But Kate, watching her, looked very grave and thoughtful. She had not been used to blessings. Perhaps in her whole past she had never earned one so true and heartfelt before. The sensation was strange, almost oppressive, opening up a new series of hopes, feelings, interests, and reflections, with certain wistful misgivings, that she, fair, fast, flighty Kate Cremorne had hitherto mistaken the chief objects of existence, wasted her life, and thrown herself away.


CHAPTER XXVII.

A HOUSEHOLD KATE.

"What an odd girl you are, Kate!" said Mrs. Battersea, as the sisters sat at breakfast next morning in their pretty suburban garden, with a table drawn under the acacia-tree, and as many birds, roses, and strawberries about them as if they were a hundred miles from London. "You lost the best chance yesterday that ever woman had, and all because you couldn't be in time for a train. My dear, I don't often scold; but it does provoke me to see you throw yourself away. I begin to think you'll never settle, Kate. You're worse than I was; you're worse than I am now!"

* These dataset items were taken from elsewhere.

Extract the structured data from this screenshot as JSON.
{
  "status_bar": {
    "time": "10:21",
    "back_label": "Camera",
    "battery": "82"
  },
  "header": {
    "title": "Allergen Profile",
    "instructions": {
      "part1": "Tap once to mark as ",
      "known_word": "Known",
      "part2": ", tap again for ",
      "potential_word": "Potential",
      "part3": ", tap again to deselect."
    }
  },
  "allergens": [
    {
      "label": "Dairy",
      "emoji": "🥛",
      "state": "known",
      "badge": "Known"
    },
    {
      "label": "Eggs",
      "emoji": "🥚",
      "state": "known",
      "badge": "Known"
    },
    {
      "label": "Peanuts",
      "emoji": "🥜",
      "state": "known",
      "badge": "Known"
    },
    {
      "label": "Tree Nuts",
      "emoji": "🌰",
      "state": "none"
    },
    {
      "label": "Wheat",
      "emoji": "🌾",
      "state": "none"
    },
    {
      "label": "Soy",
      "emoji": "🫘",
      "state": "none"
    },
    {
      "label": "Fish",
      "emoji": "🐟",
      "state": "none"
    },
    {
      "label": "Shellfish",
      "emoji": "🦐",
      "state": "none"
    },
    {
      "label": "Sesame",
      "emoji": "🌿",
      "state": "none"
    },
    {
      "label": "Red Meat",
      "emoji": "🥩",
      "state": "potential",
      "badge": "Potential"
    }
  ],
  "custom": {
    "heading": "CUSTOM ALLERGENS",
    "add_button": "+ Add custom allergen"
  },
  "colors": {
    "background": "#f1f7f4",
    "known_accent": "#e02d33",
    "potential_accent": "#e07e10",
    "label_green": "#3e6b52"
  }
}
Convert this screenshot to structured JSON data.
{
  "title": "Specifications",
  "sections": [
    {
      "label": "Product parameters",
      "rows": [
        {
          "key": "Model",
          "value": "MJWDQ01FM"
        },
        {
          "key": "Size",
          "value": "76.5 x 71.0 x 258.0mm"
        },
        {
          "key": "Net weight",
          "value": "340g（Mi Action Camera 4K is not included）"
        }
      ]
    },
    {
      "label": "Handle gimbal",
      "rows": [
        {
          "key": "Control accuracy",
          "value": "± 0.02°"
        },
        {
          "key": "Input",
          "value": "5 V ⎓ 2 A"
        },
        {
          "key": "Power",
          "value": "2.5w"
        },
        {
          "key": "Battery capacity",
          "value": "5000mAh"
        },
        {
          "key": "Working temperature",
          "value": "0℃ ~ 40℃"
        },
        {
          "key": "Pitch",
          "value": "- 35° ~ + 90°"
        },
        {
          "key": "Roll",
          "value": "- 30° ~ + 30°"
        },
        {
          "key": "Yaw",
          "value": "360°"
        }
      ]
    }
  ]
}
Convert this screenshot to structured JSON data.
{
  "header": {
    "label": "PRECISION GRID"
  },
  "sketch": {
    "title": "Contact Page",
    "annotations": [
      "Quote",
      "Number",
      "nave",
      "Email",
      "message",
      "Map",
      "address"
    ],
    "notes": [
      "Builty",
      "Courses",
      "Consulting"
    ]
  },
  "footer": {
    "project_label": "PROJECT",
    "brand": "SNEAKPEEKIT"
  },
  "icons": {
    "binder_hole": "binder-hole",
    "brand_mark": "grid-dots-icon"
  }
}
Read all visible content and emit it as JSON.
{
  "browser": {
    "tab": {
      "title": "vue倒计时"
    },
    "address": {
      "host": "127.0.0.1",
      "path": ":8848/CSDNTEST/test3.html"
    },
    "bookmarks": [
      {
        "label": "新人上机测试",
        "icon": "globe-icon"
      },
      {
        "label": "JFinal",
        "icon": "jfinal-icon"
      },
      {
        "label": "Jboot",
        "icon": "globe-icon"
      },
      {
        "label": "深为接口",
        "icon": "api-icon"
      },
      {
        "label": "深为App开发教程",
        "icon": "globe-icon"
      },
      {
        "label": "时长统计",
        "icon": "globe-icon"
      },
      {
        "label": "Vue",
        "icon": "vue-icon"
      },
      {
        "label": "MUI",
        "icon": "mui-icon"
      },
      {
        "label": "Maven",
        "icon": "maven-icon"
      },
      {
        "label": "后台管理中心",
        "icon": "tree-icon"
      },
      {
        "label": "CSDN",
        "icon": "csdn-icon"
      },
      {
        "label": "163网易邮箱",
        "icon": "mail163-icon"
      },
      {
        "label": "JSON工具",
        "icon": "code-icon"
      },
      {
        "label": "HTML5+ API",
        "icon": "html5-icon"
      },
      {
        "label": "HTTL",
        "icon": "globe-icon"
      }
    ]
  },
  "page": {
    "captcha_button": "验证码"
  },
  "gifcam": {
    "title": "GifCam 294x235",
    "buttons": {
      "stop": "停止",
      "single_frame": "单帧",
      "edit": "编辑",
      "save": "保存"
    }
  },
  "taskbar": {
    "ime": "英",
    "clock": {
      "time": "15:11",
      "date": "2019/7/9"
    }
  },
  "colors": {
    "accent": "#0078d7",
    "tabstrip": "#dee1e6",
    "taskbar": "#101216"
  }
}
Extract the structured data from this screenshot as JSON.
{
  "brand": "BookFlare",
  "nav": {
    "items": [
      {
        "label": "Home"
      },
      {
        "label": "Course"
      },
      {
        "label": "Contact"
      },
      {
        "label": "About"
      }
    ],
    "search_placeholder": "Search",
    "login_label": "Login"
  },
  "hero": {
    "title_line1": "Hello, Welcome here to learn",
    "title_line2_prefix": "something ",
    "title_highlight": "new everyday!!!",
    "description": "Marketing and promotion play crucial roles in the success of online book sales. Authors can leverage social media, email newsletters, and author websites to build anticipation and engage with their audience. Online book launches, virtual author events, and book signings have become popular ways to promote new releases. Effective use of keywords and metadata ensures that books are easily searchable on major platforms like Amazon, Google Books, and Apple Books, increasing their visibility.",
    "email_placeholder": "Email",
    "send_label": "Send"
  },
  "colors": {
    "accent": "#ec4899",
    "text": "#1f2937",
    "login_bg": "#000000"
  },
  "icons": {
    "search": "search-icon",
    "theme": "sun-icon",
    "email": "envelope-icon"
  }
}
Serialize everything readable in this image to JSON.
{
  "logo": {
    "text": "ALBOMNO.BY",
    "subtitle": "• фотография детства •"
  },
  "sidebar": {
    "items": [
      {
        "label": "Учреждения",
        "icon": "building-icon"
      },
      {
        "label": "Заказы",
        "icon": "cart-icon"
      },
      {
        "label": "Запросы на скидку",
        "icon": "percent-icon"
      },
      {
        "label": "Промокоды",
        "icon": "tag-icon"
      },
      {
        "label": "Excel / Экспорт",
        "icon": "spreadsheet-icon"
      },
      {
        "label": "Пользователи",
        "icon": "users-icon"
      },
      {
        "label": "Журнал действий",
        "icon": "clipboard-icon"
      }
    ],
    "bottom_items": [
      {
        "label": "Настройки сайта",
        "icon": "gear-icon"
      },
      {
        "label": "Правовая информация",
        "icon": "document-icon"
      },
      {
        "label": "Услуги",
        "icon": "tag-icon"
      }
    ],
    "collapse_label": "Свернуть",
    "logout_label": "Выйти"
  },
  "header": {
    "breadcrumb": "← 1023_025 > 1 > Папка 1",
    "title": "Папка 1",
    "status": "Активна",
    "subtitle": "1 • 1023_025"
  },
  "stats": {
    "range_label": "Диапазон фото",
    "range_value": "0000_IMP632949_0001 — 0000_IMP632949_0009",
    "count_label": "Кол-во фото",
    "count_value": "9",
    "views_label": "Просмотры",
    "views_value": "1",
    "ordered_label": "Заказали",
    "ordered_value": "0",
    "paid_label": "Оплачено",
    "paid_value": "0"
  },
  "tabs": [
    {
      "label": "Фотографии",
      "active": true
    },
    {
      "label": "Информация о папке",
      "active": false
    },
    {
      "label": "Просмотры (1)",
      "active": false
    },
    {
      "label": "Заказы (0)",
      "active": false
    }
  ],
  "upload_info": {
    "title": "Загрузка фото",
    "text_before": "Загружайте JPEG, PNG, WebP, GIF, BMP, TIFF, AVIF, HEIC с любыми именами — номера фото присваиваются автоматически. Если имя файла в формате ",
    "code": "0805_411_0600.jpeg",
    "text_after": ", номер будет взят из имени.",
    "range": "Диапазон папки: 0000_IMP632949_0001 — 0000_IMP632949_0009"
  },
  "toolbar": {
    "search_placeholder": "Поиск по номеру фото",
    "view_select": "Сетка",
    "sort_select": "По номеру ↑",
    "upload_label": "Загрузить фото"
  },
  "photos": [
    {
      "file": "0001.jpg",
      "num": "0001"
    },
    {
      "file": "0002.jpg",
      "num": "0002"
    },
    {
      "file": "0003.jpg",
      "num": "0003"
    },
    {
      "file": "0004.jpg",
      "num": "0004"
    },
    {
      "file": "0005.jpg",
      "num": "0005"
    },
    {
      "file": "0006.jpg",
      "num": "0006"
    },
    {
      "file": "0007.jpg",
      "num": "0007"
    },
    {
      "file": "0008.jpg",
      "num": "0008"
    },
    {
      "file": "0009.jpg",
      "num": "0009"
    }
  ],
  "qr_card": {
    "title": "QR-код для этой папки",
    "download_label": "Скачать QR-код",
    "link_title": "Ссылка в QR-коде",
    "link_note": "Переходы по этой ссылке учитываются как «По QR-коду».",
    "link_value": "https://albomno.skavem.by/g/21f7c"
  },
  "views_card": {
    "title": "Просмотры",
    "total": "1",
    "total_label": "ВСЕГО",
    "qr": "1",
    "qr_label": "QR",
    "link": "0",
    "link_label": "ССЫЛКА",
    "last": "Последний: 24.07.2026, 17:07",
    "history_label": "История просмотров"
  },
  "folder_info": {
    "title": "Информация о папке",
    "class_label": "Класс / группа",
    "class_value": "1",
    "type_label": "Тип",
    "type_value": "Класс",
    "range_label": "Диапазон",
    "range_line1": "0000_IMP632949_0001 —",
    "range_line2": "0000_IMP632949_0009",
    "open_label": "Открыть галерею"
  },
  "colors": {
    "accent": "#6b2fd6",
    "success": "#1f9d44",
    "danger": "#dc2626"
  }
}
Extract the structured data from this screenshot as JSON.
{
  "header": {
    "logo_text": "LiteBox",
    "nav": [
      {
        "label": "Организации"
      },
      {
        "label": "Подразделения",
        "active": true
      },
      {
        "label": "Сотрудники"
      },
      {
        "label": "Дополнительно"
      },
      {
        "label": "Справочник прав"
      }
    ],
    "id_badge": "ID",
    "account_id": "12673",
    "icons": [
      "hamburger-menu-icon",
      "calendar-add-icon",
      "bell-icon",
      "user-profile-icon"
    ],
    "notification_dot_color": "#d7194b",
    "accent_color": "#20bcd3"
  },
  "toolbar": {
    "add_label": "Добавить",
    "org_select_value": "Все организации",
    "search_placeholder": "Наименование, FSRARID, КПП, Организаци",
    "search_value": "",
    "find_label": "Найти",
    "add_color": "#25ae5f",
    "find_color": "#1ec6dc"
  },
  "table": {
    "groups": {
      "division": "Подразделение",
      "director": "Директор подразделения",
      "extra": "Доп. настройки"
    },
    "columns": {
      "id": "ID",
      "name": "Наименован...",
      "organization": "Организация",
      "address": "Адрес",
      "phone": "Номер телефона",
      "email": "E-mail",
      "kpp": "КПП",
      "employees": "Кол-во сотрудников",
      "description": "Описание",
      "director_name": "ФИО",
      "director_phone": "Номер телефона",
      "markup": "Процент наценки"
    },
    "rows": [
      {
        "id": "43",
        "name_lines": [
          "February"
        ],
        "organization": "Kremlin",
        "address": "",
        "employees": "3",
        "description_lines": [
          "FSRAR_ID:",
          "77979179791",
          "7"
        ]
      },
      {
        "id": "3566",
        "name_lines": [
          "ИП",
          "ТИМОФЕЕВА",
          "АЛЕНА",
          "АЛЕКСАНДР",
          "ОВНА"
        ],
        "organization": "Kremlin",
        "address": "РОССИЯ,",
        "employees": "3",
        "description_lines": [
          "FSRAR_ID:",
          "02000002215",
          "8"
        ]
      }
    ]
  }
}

"That's a bad state of things," answered Kate saucily. "I shouldn't have thought it possible. But what's the use of settling, Auntie." The elder sister had once been taken for the younger's aunt, and the nickname had stuck to her. "You talk as if I was some sort of mess on a kitchen hob. Why should I settle, and why do you stir me up? I'm very nice as I am."

"So Mr. Goldthred seems to think!" answered her sister; "and if you'd only been with us yesterday, you'd have had him to yourself the whole afternoon. I'm sure he was disappointed; and to see the barefaced way that odious little Rosie made up to him was quite sickening! Kate—Kate—don't you want an establishment of your own?"

"What's the good?" replied the other, dipping a bit of cake in her coffee. "I'm very happy as I am—

'O give me back my hollow tree,
My crust of bread, and liberty!'

Freedom and simplicity, say I; communism, equality, and fraternity!"